期間中の来場者数は約19,000人を突破。土日には入場制限がかかり、一部の限定商品は初土日に完売となるなど、大盛況の結果となった。

今年1月20日(金)に任天堂から発売される新作ゲーム『ファイアーエムブレム エンゲージ』をはじめ、人気タイトルでのキャラクターデザインなどを手がけるMika Pikazoさんの描き下ろしイラスト、初挑戦のアニメーション作品が展示されていた。 また、展示されている作品の複製原画や限定グッズの販売も行われており、YouTubeでの生配信も実施。

この記事では、作品がずらりと展示されている会場の写真と、Mika Pikazoさんへのインタビューを掲載。約3年ぶり2度目となる個展の様子をお届けする。

【画像51枚】「REVENGE POP」写真レポート

個展のタイトル「REVENGE POP」の意味と苦悩

──まずは「REVENGE POP」という個展のタイトルについてお聞かせください。“REVENGE”とは、何に対してのリベンジを指しているのでしょうか?
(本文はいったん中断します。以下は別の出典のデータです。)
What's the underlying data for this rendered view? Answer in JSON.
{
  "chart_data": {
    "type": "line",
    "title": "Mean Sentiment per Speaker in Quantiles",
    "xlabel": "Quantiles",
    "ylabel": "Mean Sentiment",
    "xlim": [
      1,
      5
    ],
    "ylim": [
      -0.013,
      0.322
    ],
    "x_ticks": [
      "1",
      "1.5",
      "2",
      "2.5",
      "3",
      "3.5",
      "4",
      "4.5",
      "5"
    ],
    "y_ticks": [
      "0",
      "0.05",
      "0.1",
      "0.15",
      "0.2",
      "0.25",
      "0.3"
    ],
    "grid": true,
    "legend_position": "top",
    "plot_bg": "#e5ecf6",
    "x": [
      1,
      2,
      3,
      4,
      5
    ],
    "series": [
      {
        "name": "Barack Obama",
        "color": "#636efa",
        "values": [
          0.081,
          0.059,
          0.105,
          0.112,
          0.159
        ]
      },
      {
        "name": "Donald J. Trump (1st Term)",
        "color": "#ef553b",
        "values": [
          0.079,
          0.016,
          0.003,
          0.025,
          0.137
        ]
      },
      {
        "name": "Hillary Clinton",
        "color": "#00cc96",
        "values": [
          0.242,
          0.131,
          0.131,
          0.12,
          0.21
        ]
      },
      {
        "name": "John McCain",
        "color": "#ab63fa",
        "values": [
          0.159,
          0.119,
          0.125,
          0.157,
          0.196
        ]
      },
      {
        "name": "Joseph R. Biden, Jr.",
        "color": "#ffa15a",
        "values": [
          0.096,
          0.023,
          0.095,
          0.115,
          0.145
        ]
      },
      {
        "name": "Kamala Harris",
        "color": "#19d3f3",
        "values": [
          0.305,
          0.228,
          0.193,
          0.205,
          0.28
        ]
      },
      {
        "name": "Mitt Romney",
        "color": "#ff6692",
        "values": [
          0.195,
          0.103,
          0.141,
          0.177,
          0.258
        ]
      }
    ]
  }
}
Mika Pikazo 自分自身が苦悩していたこと、悔しかったことに対して思いを吐くことを表現してこなかったことへのリベンジという意味合いです。一度、自分の過去や自分の感情、思っていることをちゃんと形にしたいなと思ってました。

──どういう経緯でそう思うようになったのでしょうか?

Mika Pikazo 自分が生業としているキャラクターデザインやイラストなどの仕事は、誰かに喜んでもらいたいし、誰かにとって元気になれるものになってほしいと描いてるんです。どうすればこのイラストで楽しんでもらえるかな、といつも考えています。

その上で、自分の好きなことも表現できたら良いと思ってますし、そういったものは今までも描いてきましたが、自分自身が思っているネガティブな感情は自分の中で塞ぎ込んでいました。

ただ、商業画集を出したあたりから、クリエイターとしてやっていくことに対していろいろ思う部分が出てきて。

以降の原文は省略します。